A plane traveled 400 miles to Rome and back. The trip there was with the wind. It took 5 hours. The trip back was into the wind. The trip back took 10 hours.
- Find the speed of the plane in still air and the speed of the wind.
Assuming that each way is 400 miles, (even though in Rome they wouldn't know what miles are, and would be using km.)
let speed of plane in still air be x mph
let speed of wind be y mph
going with the wind:
5(x+y) = 400 ---> x + y = 80
going against the wind:
10(x-y) = 400 ---> x - y = 40
add them:
2x = 120
x = 60
then y = 20
the speed of the plane is 60 mph, and the wind has a speed of 20 mph.
(that's a pretty slow plane)
how did you get y=20
To find the speed of the plane in still air and the speed of the wind, we can set up a system of equations using the given information.

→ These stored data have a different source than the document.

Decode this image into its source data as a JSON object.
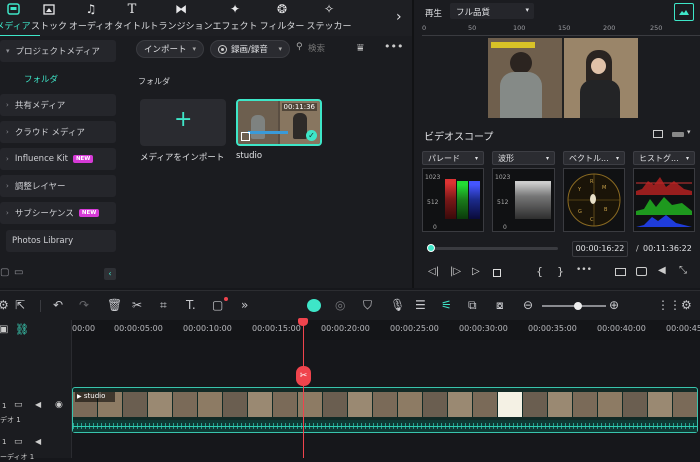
{
  "toolbar": {
    "tabs": [
      {
        "label": "メディア",
        "icon": "media-icon",
        "active": true
      },
      {
        "label": "ストック",
        "icon": "stock-icon"
      },
      {
        "label": "オーディオ",
        "icon": "music-note-icon"
      },
      {
        "label": "タイトル",
        "icon": "title-t-icon"
      },
      {
        "label": "トランジション",
        "icon": "transition-icon"
      },
      {
        "label": "エフェクト",
        "icon": "effects-icon"
      },
      {
        "label": "フィルター",
        "icon": "filter-icon"
      },
      {
        "label": "ステッカー",
        "icon": "sticker-icon"
      }
    ],
    "more_glyph": "›"
  },
  "sidebar": {
    "items": [
      {
        "label": "プロジェクトメディア",
        "caret": "▾"
      },
      {
        "label": "フォルダ"
      },
      {
        "label": "共有メディア",
        "caret": "›"
      },
      {
        "label": "クラウド メディア",
        "caret": "›"
      },
      {
        "label": "Influence Kit",
        "caret": "›",
        "badge": "NEW"
      },
      {
        "label": "調整レイヤー",
        "caret": "›"
      },
      {
        "label": "サブシーケンス",
        "caret": "›",
        "badge": "NEW"
      },
      {
        "label": "Photos Library"
      }
    ]
  },
  "media": {
    "import_label": "インポート",
    "record_label": "録画/録音",
    "search_placeholder": "検索",
    "folder_title": "フォルダ",
    "import_card_label": "メディアをインポート",
    "clip_name": "studio",
    "clip_duration": "00:11:36"
  },
  "player": {
    "play_label": "再生",
    "quality": "フル品質",
    "ruler": [
      "0",
      "50",
      "100",
      "150",
      "200",
      "250"
    ]
  },
  "scope": {
    "title": "ビデオスコープ",
    "modes": [
      "パレード",
      "波形",
      "ベクトル...",
      "ヒストグ..."
    ],
    "parade_ticks": [
      "1023",
      "512",
      "0"
    ],
    "wave_ticks": [
      "1023",
      "512",
      "0"
    ],
    "current_time": "00:00:16:22",
    "total_time": "00:11:36:22",
    "separator": "/",
    "progress": 0.02
  },
  "timeline": {
    "marks": [
      "00:00",
      "00:00:05:00",
      "00:00:10:00",
      "00:00:15:00",
      "00:00:20:00",
      "00:00:25:00",
      "00:00:30:00",
      "00:00:35:00",
      "00:00:40:00",
      "00:00:45"
    ],
    "video_track": "デオ 1",
    "audio_track": "ーディオ 1",
    "track_num_v": "1",
    "track_num_a": "1",
    "clip_label": "studio"
  },
  "colors": {
    "accent": "#3ee6c8",
    "playhead": "#f0444d",
    "badge": "#d63ad7"
  }
}
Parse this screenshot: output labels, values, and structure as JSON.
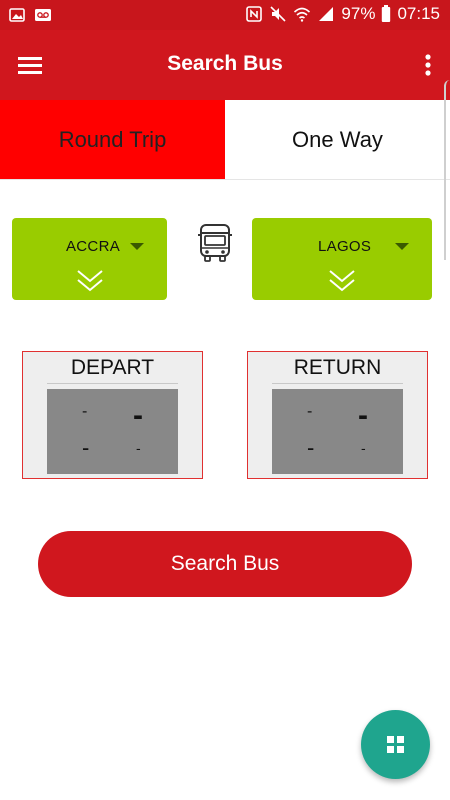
{
  "status_bar": {
    "battery": "97%",
    "time": "07:15",
    "left_icons": [
      "image-icon",
      "voicemail-icon"
    ],
    "right_icons": [
      "nfc-icon",
      "mute-icon",
      "wifi-icon",
      "signal-icon",
      "battery-icon"
    ]
  },
  "app_bar": {
    "title": "Search Bus",
    "menu_icon": "hamburger-menu-icon",
    "overflow_icon": "more-vert-icon"
  },
  "trip_tabs": [
    {
      "label": "Round Trip",
      "active": true
    },
    {
      "label": "One Way",
      "active": false
    }
  ],
  "route": {
    "from": {
      "city": "ACCRA"
    },
    "to": {
      "city": "LAGOS"
    },
    "separator_icon": "bus-icon"
  },
  "dates": {
    "depart": {
      "label": "DEPART",
      "day": "-",
      "date": "-",
      "month": "-",
      "year": "-"
    },
    "return": {
      "label": "RETURN",
      "day": "-",
      "date": "-",
      "month": "-",
      "year": "-"
    }
  },
  "search_button": {
    "label": "Search Bus"
  },
  "fab": {
    "icon": "grid-icon"
  },
  "colors": {
    "primary": "#d0171e",
    "status_bar": "#c8161c",
    "active_tab": "#ff0000",
    "city_box": "#99cc00",
    "date_panel": "#888888",
    "fab": "#1fa58e"
  }
}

Let's assume the speed of the plane in still air is represented by "p" and the speed of the wind is represented by "w".
1. On the trip there:
The distance traveled is 400 miles and it took 5 hours. Since the plane was traveling with the wind, we can write the equation: Distance = Speed * Time
400 = (p + w) * 5 ----(Equation 1)
2. On the trip back:
The distance traveled is still 400 miles, but it took 10 hours. Since the plane was traveling against the wind, the effective speed will be reduced by the wind's speed. Thus, we can write: Distance = Speed * Time
400 = (p - w) * 10 ----(Equation 2)
Now, we have a system of two equations (Equation 1 and Equation 2) that we can solve simultaneously to find the values of p (speed of the plane in still air) and w (speed of the wind).
Let's simplify the equations and solve the system:
From Equation 1:
400 = 5p + 5w ----(Equation 1')
From Equation 2:
400 = 10p - 10w ----(Equation 2')
Now, we have a system of two linear equations:
5p + 5w = 400 ----(Equation 1')
10p - 10w = 400 ----(Equation 2')
We can solve this system using different methods such as substitution, elimination, or matrix operations. Let's solve it using the elimination method:
Multiply Equation 1' by 2 to eliminate the "w" term:
10p + 10w = 800
Now, add Equation 2' to this equation:
10p - 10w + (10p + 10w) = 400 + 800
20p = 1200
Divide both sides by 20:
p = 60
Substitute the value of p = 60 into Equation 1' or Equation 2' to find the value of w:
5(60) + 5w = 400
300 + 5w = 400
5w = 400 - 300
5w = 100
w = 20
Therefore, the speed of the plane in still air (p) is 60 miles per hour, and the speed of the wind (w) is 20 miles per hour.